Kau benar-benar luar biasa malam ini, Sam. Dan aku tak malu mengakui bahwa aku masih belum puas bersamamu. Aku ingin berlama-lama berada di sisimu. Dalam pagut asmaramu. Meski pada akhirnya aku harus menelan rasa kecewa ketika kita terpaksa menyudahi pergumulan panas di atas tempat tidur sebelum aku berhasil menuntaskan seluruh hasratku.
Ah, ponsel sialan itu! Benda yang kau geletakkan di atas meja, mendadak berdering nyaring. Mengganggu konsentrasimu. Menyebabkan kau bergegas bangun dari pelukanku.
Panggilan masuk dari siapa, Sam? Dari istrimu di rumah?
"Iya, Ma. Ini Papa masih lembur. Sebentar lagi Papa pulang. Jangan lupa siapkan air hangat untuk mandi ya," kau berkata tenang seraya sesekali mencuri pandang ke arahku.
Aku menyisir rambutku yang kusut di depan cermin, pura-pura tidak mendengar percakapan kalian.
Cemburu? Bisa jadi. Tapi apa hakku mencemburuimu, Sam? Aku bukan siapa-siapa. Aku hanya wanita simpananmu. Yang kau inginkan sewaktu-waktu. Dan yang kau butuhkan setiap saat engkau mau.
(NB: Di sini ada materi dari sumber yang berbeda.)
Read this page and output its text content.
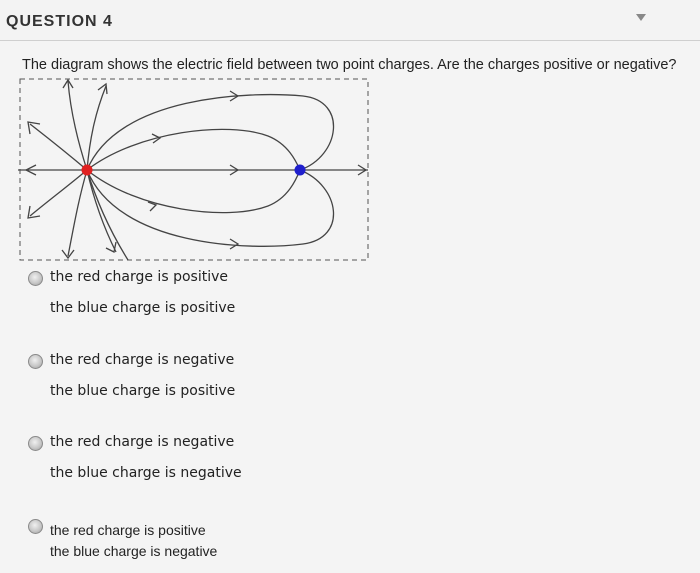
QUESTION 4
The diagram shows the electric field between two point charges. Are the charges positive or negative?
the red charge is positive
the blue charge is positive
the red charge is negative
the blue charge is positive
the red charge is negative
the blue charge is negative
the red charge is positive
the blue charge is negative
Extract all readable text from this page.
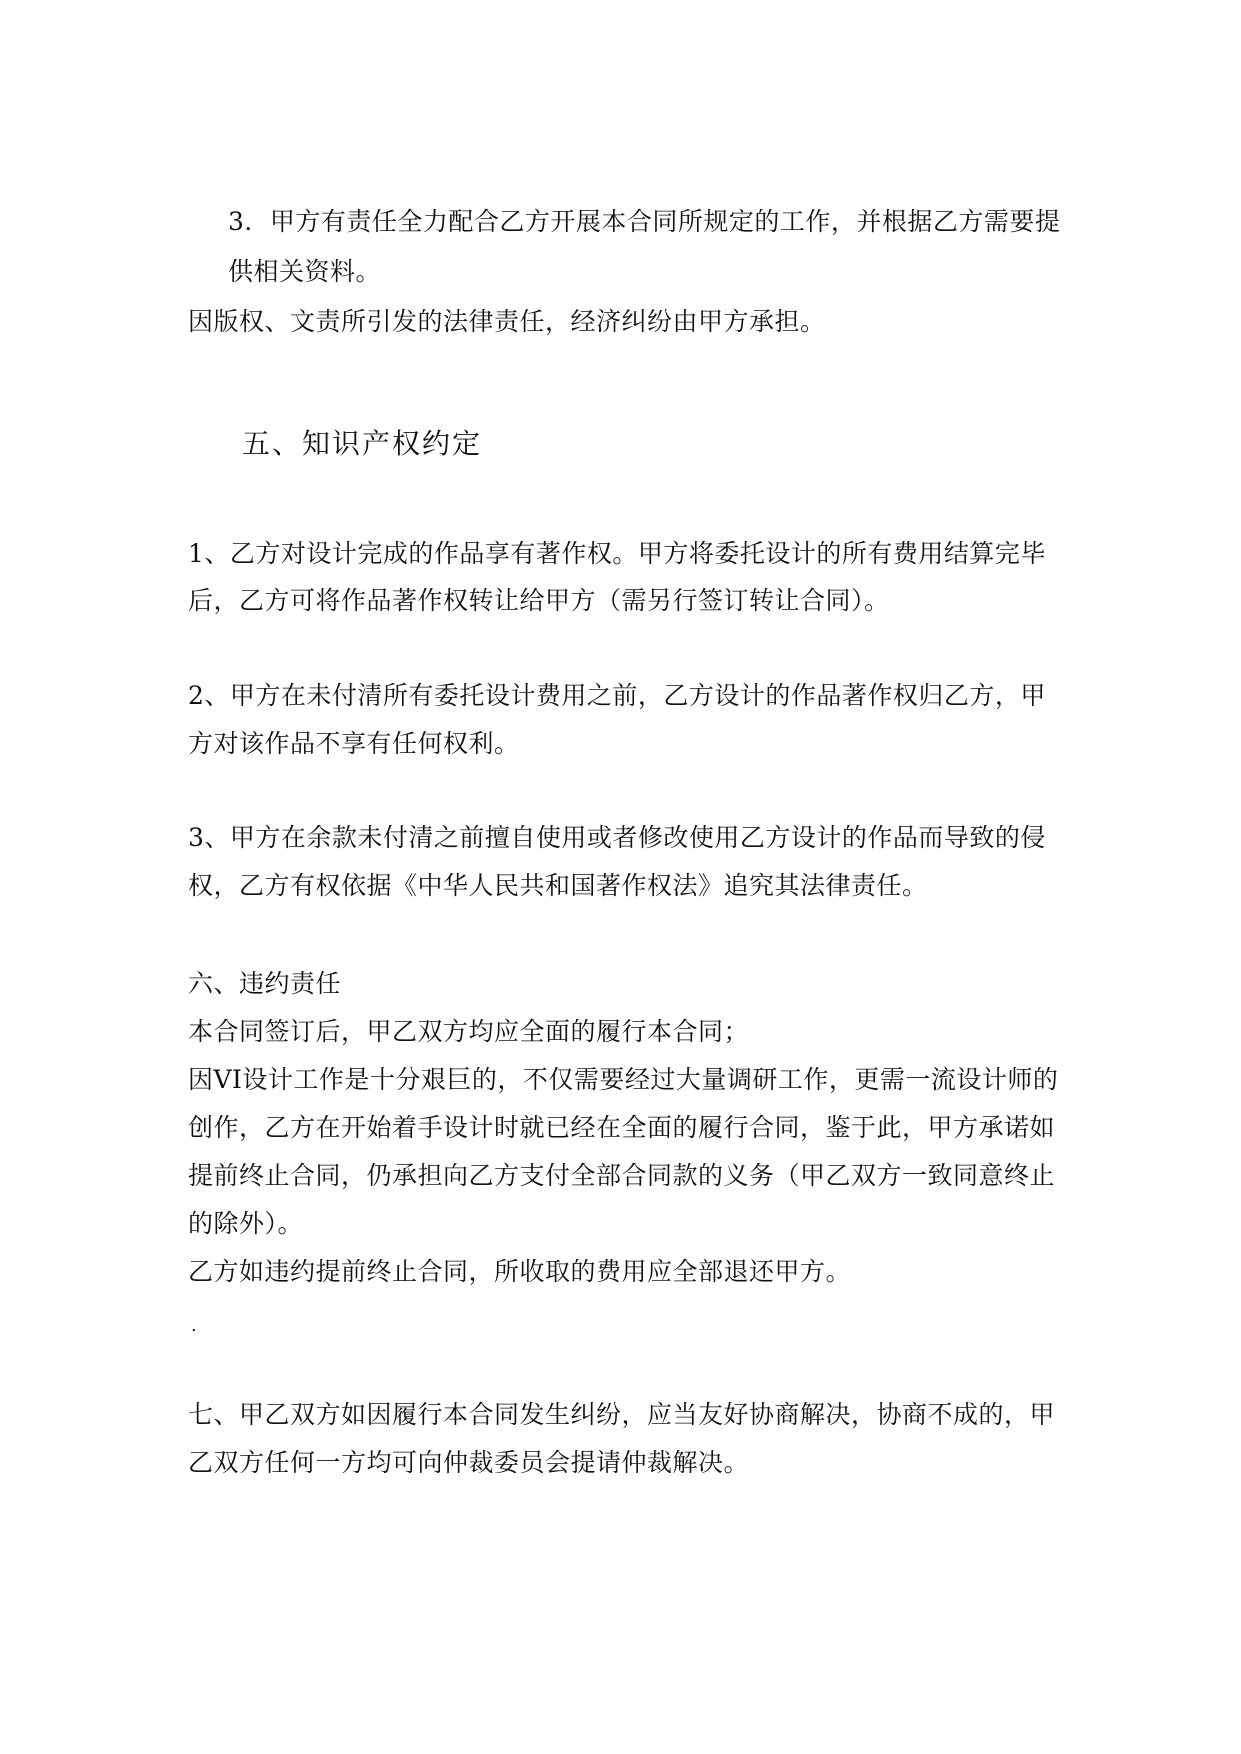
3．甲方有责任全力配合乙方开展本合同所规定的工作，并根据乙方需要提
供相关资料。
因版权、文责所引发的法律责任，经济纠纷由甲方承担。
五、知识产权约定
1、乙方对设计完成的作品享有著作权。甲方将委托设计的所有费用结算完毕
后，乙方可将作品著作权转让给甲方（需另行签订转让合同）。
2、甲方在未付清所有委托设计费用之前，乙方设计的作品著作权归乙方，甲
方对该作品不享有任何权利。
3、甲方在余款未付清之前擅自使用或者修改使用乙方设计的作品而导致的侵
权，乙方有权依据《中华人民共和国著作权法》追究其法律责任。
六、违约责任
本合同签订后，甲乙双方均应全面的履行本合同；
因VI设计工作是十分艰巨的，不仅需要经过大量调研工作，更需一流设计师的
创作，乙方在开始着手设计时就已经在全面的履行合同，鉴于此，甲方承诺如
提前终止合同，仍承担向乙方支付全部合同款的义务（甲乙双方一致同意终止
的除外）。
乙方如违约提前终止合同，所收取的费用应全部退还甲方。
.
七、甲乙双方如因履行本合同发生纠纷，应当友好协商解决，协商不成的，甲
乙双方任何一方均可向仲裁委员会提请仲裁解决。
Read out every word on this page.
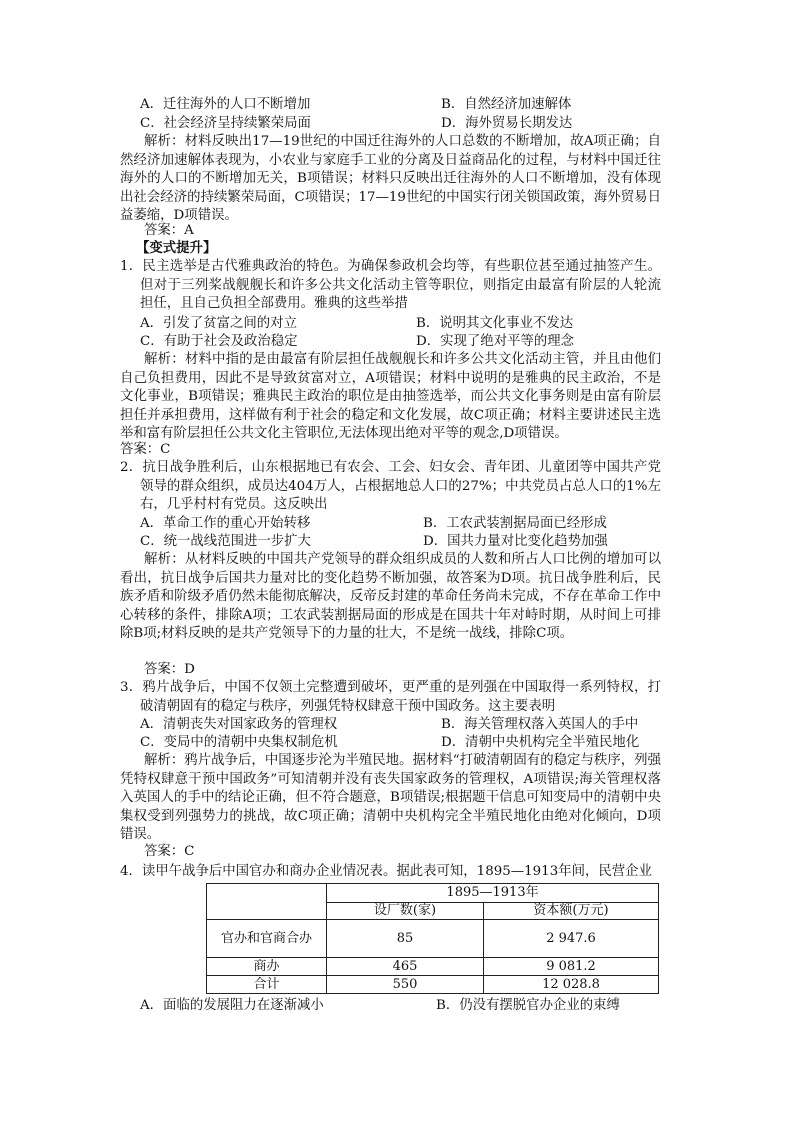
A．迁往海外的人口不断增加	B．自然经济加速解体
C．社会经济呈持续繁荣局面	D．海外贸易长期发达
解析：材料反映出17—19世纪的中国迁往海外的人口总数的不断增加，故A项正确；自然经济加速解体表现为，小农业与家庭手工业的分离及日益商品化的过程，与材料中国迁往海外的人口的不断增加无关，B项错误；材料只反映出迁往海外的人口不断增加，没有体现出社会经济的持续繁荣局面，C项错误；17—19世纪的中国实行闭关锁国政策，海外贸易日益萎缩，D项错误。
答案：A
【变式提升】
1．民主选举是古代雅典政治的特色。为确保参政机会均等，有些职位甚至通过抽签产生。但对于三列桨战舰舰长和许多公共文化活动主管等职位，则指定由最富有阶层的人轮流担任，且自己负担全部费用。雅典的这些举措
A．引发了贫富之间的对立	B．说明其文化事业不发达
C．有助于社会及政治稳定	D．实现了绝对平等的理念
解析：材料中指的是由最富有阶层担任战舰舰长和许多公共文化活动主管，并且由他们自己负担费用，因此不是导致贫富对立，A项错误；材料中说明的是雅典的民主政治，不是文化事业，B项错误；雅典民主政治的职位是由抽签选举，而公共文化事务则是由富有阶层担任并承担费用，这样做有利于社会的稳定和文化发展，故C项正确；材料主要讲述民主选举和富有阶层担任公共文化主管职位,无法体现出绝对平等的观念,D项错误。
答案：C
2．抗日战争胜利后，山东根据地已有农会、工会、妇女会、青年团、儿童团等中国共产党领导的群众组织，成员达404万人，占根据地总人口的27%；中共党员占总人口的1%左右，几乎村村有党员。这反映出
A．革命工作的重心开始转移	B．工农武装割据局面已经形成
C．统一战线范围进一步扩大	D．国共力量对比变化趋势加强
解析：从材料反映的中国共产党领导的群众组织成员的人数和所占人口比例的增加可以看出，抗日战争后国共力量对比的变化趋势不断加强，故答案为D项。抗日战争胜利后，民族矛盾和阶级矛盾仍然未能彻底解决，反帝反封建的革命任务尚未完成，不存在革命工作中心转移的条件，排除A项；工农武装割据局面的形成是在国共十年对峙时期，从时间上可排除B项;材料反映的是共产党领导下的力量的壮大，不是统一战线，排除C项。
答案：D
3．鸦片战争后，中国不仅领土完整遭到破坏，更严重的是列强在中国取得一系列特权，打破清朝固有的稳定与秩序，列强凭特权肆意干预中国政务。这主要表明
A．清朝丧失对国家政务的管理权	B．海关管理权落入英国人的手中
C．变局中的清朝中央集权制危机	D．清朝中央机构完全半殖民地化
解析：鸦片战争后，中国逐步沦为半殖民地。据材料“打破清朝固有的稳定与秩序，列强凭特权肆意干预中国政务”可知清朝并没有丧失国家政务的管理权，A项错误;海关管理权落入英国人的手中的结论正确，但不符合题意，B项错误;根据题干信息可知变局中的清朝中央集权受到列强势力的挑战，故C项正确；清朝中央机构完全半殖民地化由绝对化倾向，D项错误。
答案：C
4．读甲午战争后中国官办和商办企业情况表。据此表可知，1895—1913年间，民营企业
	1895—1913年	
	设厂数(家)	资本额(万元)
官办和官商合办	85	2 947.6
商办	465	9 081.2
合计	550	12 028.8
A．面临的发展阻力在逐渐减小	B．仍没有摆脱官办企业的束缚
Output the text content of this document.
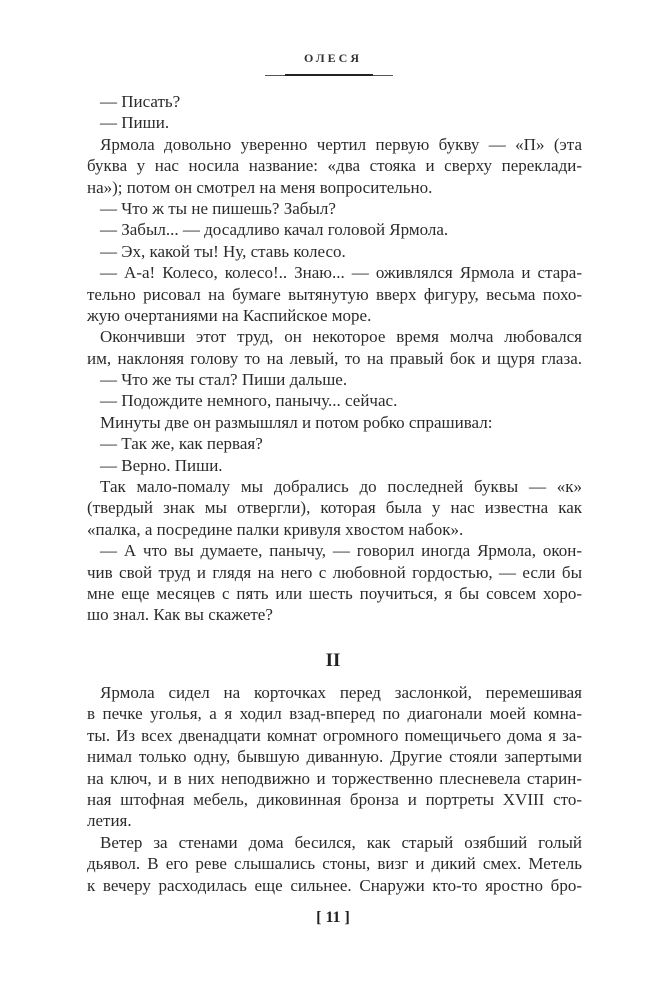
ОЛЕСЯ
— Писать?
— Пиши.
Ярмола довольно уверенно чертил первую букву — «П» (эта
буква у нас носила название: «два стояка и сверху переклади-
на»); потом он смотрел на меня вопросительно.
— Что ж ты не пишешь? Забыл?
— Забыл... — досадливо качал головой Ярмола.
— Эх, какой ты! Ну, ставь колесо.
— А-а! Колесо, колесо!.. Знаю... — оживлялся Ярмола и стара-
тельно рисовал на бумаге вытянутую вверх фигуру, весьма похо-
жую очертаниями на Каспийское море.
Окончивши этот труд, он некоторое время молча любовался
им, наклоняя голову то на левый, то на правый бок и щуря глаза.
— Что же ты стал? Пиши дальше.
— Подождите немного, панычу... сейчас.
Минуты две он размышлял и потом робко спрашивал:
— Так же, как первая?
— Верно. Пиши.
Так мало-помалу мы добрались до последней буквы — «к»
(твердый знак мы отвергли), которая была у нас известна как
«палка, а посредине палки кривуля хвостом набок».
— А что вы думаете, панычу, — говорил иногда Ярмола, окон-
чив свой труд и глядя на него с любовной гордостью, — если бы
мне еще месяцев с пять или шесть поучиться, я бы совсем хоро-
шо знал. Как вы скажете?
II
Ярмола сидел на корточках перед заслонкой, перемешивая
в печке уголья, а я ходил взад-вперед по диагонали моей комна-
ты. Из всех двенадцати комнат огромного помещичьего дома я за-
нимал только одну, бывшую диванную. Другие стояли запертыми
на ключ, и в них неподвижно и торжественно плесневела старин-
ная штофная мебель, диковинная бронза и портреты XVIII сто-
летия.
Ветер за стенами дома бесился, как старый озябший голый
дьявол. В его реве слышались стоны, визг и дикий смех. Метель
к вечеру расходилась еще сильнее. Снаружи кто-то яростно бро-
[ 11 ]
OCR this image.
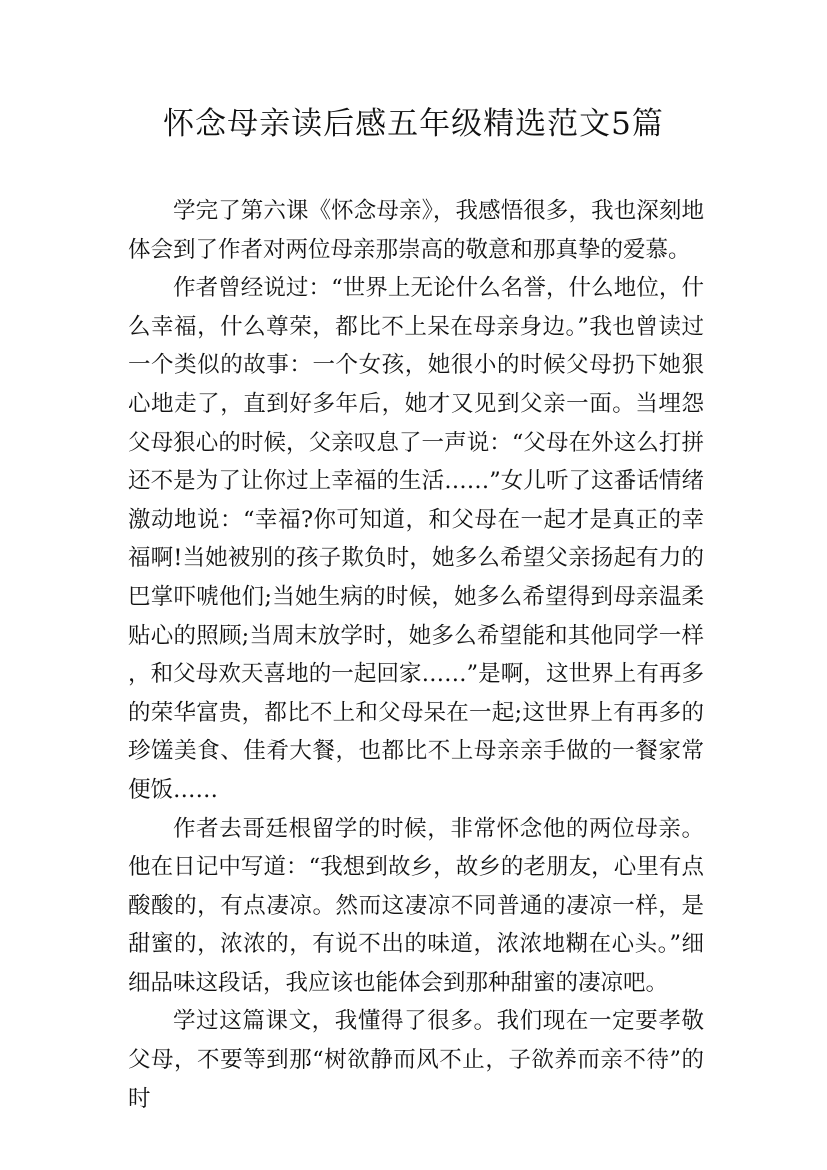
怀念母亲读后感五年级精选范文5篇

学完了第六课《怀念母亲》，我感悟很多，我也深刻地体会到了作者对两位母亲那崇高的敬意和那真挚的爱慕。

作者曾经说过：“世界上无论什么名誉，什么地位，什么幸福，什么尊荣，都比不上呆在母亲身边。”我也曾读过一个类似的故事：一个女孩，她很小的时候父母扔下她狠心地走了，直到好多年后，她才又见到父亲一面。当埋怨父母狠心的时候，父亲叹息了一声说：“父母在外这么打拼还不是为了让你过上幸福的生活……”女儿听了这番话情绪激动地说：“幸福?你可知道，和父母在一起才是真正的幸福啊!当她被别的孩子欺负时，她多么希望父亲扬起有力的巴掌吓唬他们;当她生病的时候，她多么希望得到母亲温柔贴心的照顾;当周末放学时，她多么希望能和其他同学一样，和父母欢天喜地的一起回家……”是啊，这世界上有再多的荣华富贵，都比不上和父母呆在一起;这世界上有再多的珍馐美食、佳肴大餐，也都比不上母亲亲手做的一餐家常便饭……

作者去哥廷根留学的时候，非常怀念他的两位母亲。他在日记中写道：“我想到故乡，故乡的老朋友，心里有点酸酸的，有点凄凉。然而这凄凉不同普通的凄凉一样，是甜蜜的，浓浓的，有说不出的味道，浓浓地糊在心头。”细细品味这段话，我应该也能体会到那种甜蜜的凄凉吧。

学过这篇课文，我懂得了很多。我们现在一定要孝敬父母，不要等到那“树欲静而风不止，子欲养而亲不待”的时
Kukemasi barang-barangku. Kumasukkan ke dalam tas kecil berwarna hitam. Tas yang kubeli seharga satu buah mobil Avanza keluaran terbaru. Itupun uang hasil pemberian darimu, Sam. Yang kau kirim setiap bulan secara rutin ke nomor rekeningku.
Seharusnya, dengan semua fasilitas yang sudah kauberi aku tidak perlu menuntutmu apa-apa lagi, Sam. Untuk ukuran seorang perempuan yang hidup sendiri seperti aku, kukira semua yang kumiliki sudah lebih dari cukup.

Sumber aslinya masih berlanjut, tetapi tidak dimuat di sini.